If you ask the GPT-4 to write a paragraph in the style of Carmen Machado, Margaret Atwood, or Alexander Chee, it will do it well, and for good reason: it has most likely absorbed all of their work during its training, and is now applying their brilliance to its own creation. But these writers, and thousands of others, are not happy about it.
In an open letter signed by more than 8,500 authors of fiction, nonfiction, and poetry, the tech companies behind large-scale language models like ChatGPT, Bard, LLaMa, and others are accused of using their work without permission or compensation.
"These technologies mimic and replicate our language, stories, styles, and ideas. Millions of copyrighted books, articles, essays, and poems provide 'food' for AI systems, an endless 'smorgasbord' that generates no bill," the letter reads.
While the AI systems were shown to be able to cite and parody the works of the authors in question, the AI developers did not substantially address the provenance of these works. Are they trained on samples culled from bookstores and reviews? Did they borrow each book from the library?
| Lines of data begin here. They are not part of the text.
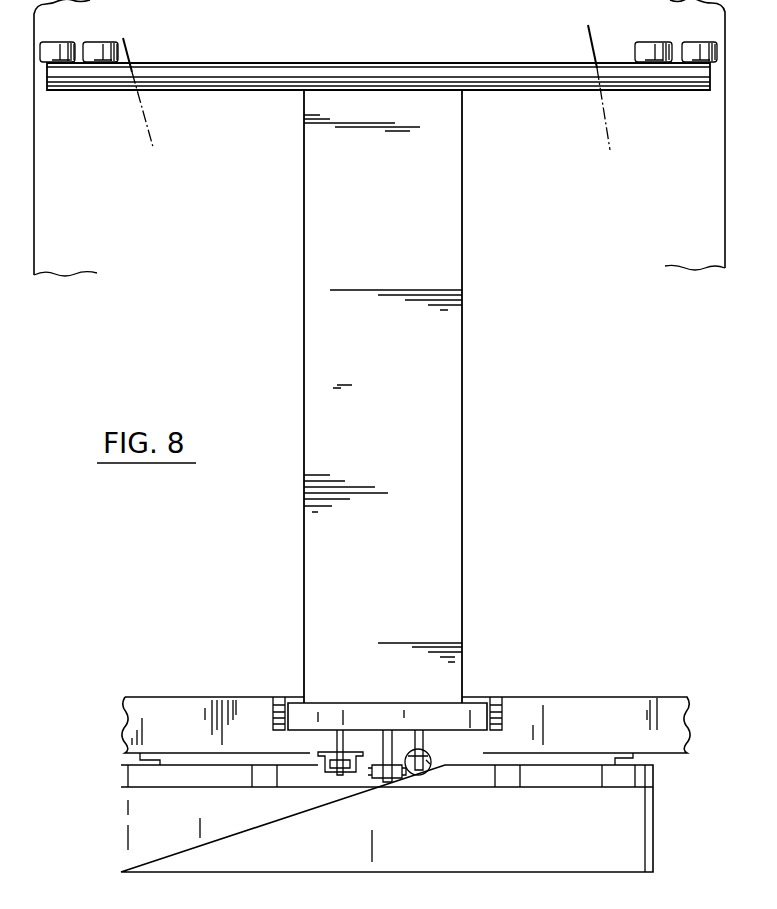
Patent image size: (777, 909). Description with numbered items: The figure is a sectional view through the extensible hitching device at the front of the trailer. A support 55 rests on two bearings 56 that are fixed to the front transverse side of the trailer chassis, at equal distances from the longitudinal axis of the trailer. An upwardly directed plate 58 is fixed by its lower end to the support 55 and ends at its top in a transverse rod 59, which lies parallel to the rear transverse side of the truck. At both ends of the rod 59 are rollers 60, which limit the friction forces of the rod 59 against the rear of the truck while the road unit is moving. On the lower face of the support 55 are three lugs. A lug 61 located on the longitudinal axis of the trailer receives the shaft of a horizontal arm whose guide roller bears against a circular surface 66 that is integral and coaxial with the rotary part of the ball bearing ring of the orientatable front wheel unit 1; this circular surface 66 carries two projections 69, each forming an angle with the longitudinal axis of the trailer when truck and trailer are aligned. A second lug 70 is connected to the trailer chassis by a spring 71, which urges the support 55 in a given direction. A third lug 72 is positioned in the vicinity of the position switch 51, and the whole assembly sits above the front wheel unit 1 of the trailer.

The front wheel unit 1 is at (185, 855).
The position switch 51 is at (327, 768).
The support 55 is at (333, 710).
The bearings 56 is at (270, 698).
The upwardly directed plate 58 is at (412, 389).
The transverse rod 59 is at (258, 63).
The rollers 60 is at (100, 42).
The lug 61 is at (376, 728).
The circular surface 66 is at (365, 780).
The projections 69 is at (120, 778).
The second lug 70 is at (430, 730).
The spring 71 is at (427, 776).
The third lug 72 is at (342, 770).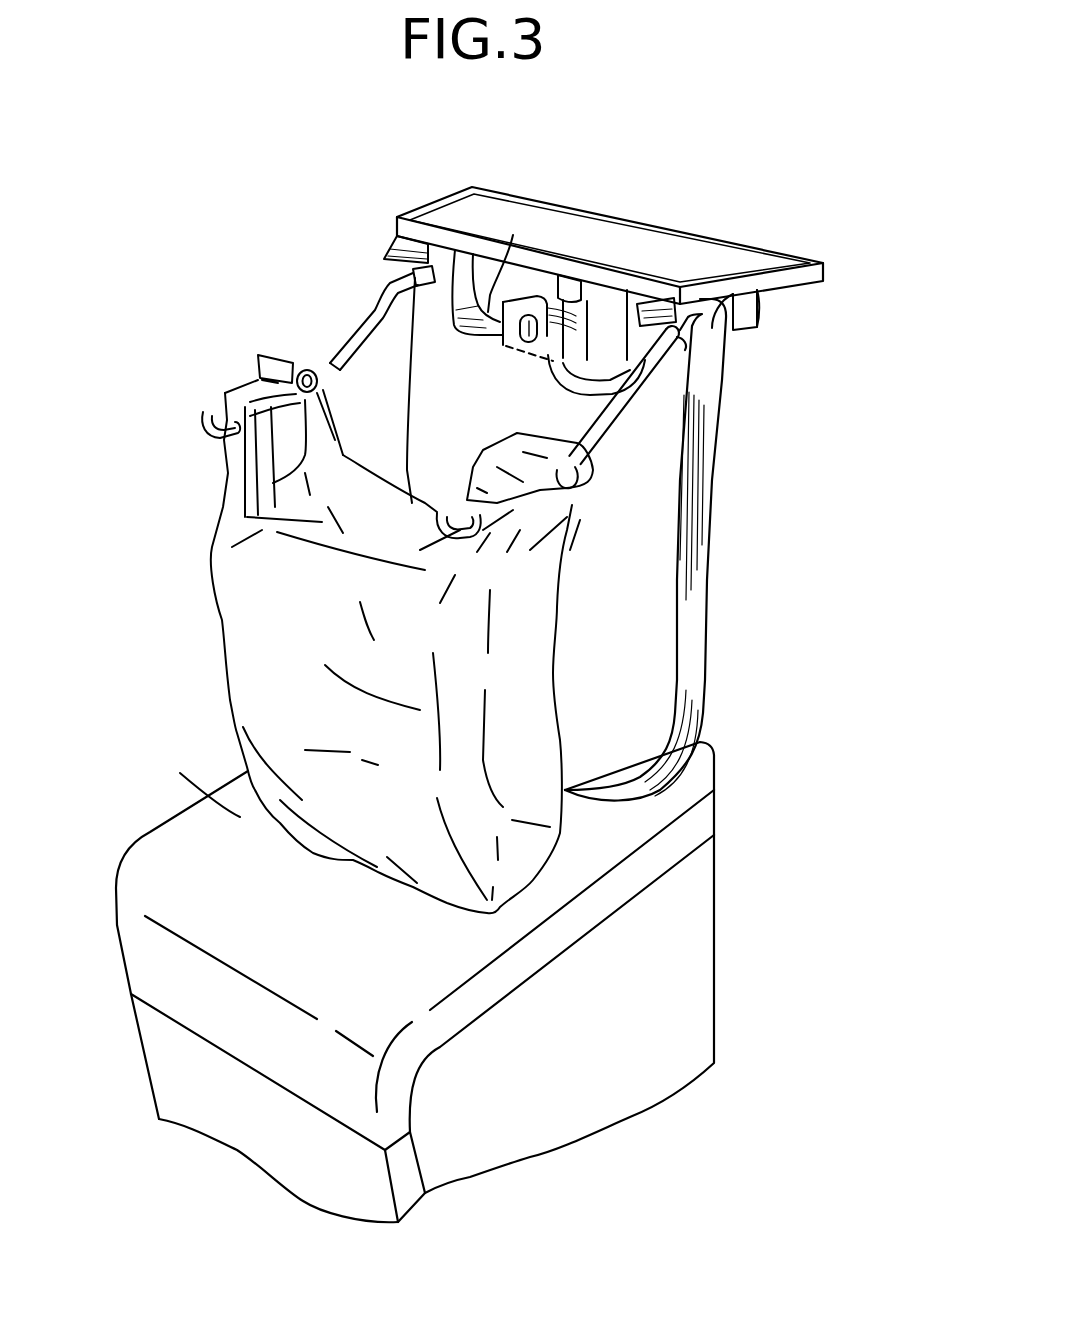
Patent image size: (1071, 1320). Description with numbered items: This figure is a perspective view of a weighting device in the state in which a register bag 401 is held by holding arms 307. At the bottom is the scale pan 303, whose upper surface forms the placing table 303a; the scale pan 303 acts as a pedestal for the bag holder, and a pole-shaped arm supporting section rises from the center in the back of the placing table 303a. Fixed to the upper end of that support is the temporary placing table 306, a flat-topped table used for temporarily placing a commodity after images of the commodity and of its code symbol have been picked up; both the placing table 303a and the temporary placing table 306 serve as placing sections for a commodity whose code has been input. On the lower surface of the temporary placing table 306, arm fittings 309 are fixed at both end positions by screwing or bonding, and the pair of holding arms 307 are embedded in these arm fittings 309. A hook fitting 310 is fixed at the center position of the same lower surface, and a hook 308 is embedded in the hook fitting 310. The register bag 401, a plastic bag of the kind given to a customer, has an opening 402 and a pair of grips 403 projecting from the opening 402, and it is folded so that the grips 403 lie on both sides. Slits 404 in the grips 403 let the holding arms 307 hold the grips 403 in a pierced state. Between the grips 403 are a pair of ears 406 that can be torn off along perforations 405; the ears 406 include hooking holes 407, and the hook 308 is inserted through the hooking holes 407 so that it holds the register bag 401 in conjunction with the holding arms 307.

Or did they just download a bunch of illegal archives, like Libgen?
One thing's for sure: they didn't go to the publishers to get authorization - no doubt the preferred method, and arguably the only legal and ethical one, the authors write.
Not only does the Supreme Court's recent decision in Warhol v. Goldsmith make it clear that AI use is highly commercial, which is antithetical to fair use, but no court would excuse copying a work from an illegal source as fair use. By embedding our work into your systems, generative AI could harm our profession by flooding the market with mediocre machine-written books, stories, and news based on our work.
In fact, we've already seen this happen. Recently, a number of extremely low-quality AI-generated works have made it onto Amazon's Young Adult Literature bestseller list; publishers are being inundated with mass-generated works; and every day, the content of this website (and soon this post) is being scraped in order to be adapted for use in search engine optimization.
These malicious actors are using tools, APIs, and proxies developed by companies such as OpenAI and Meta, which in this case are arguably malicious actors themselves. After all, who else would knowingly steal millions of works to power a new commercial product? (There's Google, of course - but there's a fundamental difference between search indexing and AI ingestion, and Google Books at least has the excuse that it's supposed to be a specialized index.)
The open letter warns that fewer and fewer authors are able to make a living from their writing due to the complexities and narrow profit margins of mass publishing, and that this is an untenable situation for them, especially new authors, "particularly younger authors and voices from underrepresented groups."
The letter asks these companies to do the following:
1. obtain permission to use our copyrighted material in generative AI programs.
2. provide fair compensation to past and present writers who use our work in generative AI programs.
3. fairly compensate writers for the use of our works in AI outputs, whether or not those outputs are infringing under current law.
There is no legal threat - as Writers Guild CEO (and signatory) Mary Rasenberger told NPR, "Litigation is a huge expense. Litigation takes a long time." Now, artificial intelligence is hurting authors.
What company is going to be the first to say, "Yes, our AI is based on stolen work, and we're sorry, and we're going to pay for it"? But there seems to be little incentive to do so. Most people don't realize, nor do they care, that LLMs are created by whatever illegal means, and that they may actually contain and transcribe copyrighted works. It's easier for people to see this (very similar) problem when the resulting image reproduces the artist's distinctive style, and there is some backlash.
But the subtle danger of using all of George Saunders' or Diana Gabaldon's work as "food" for artificial intelligence may not spur as many people to action - although there are many authors who are ready to fight.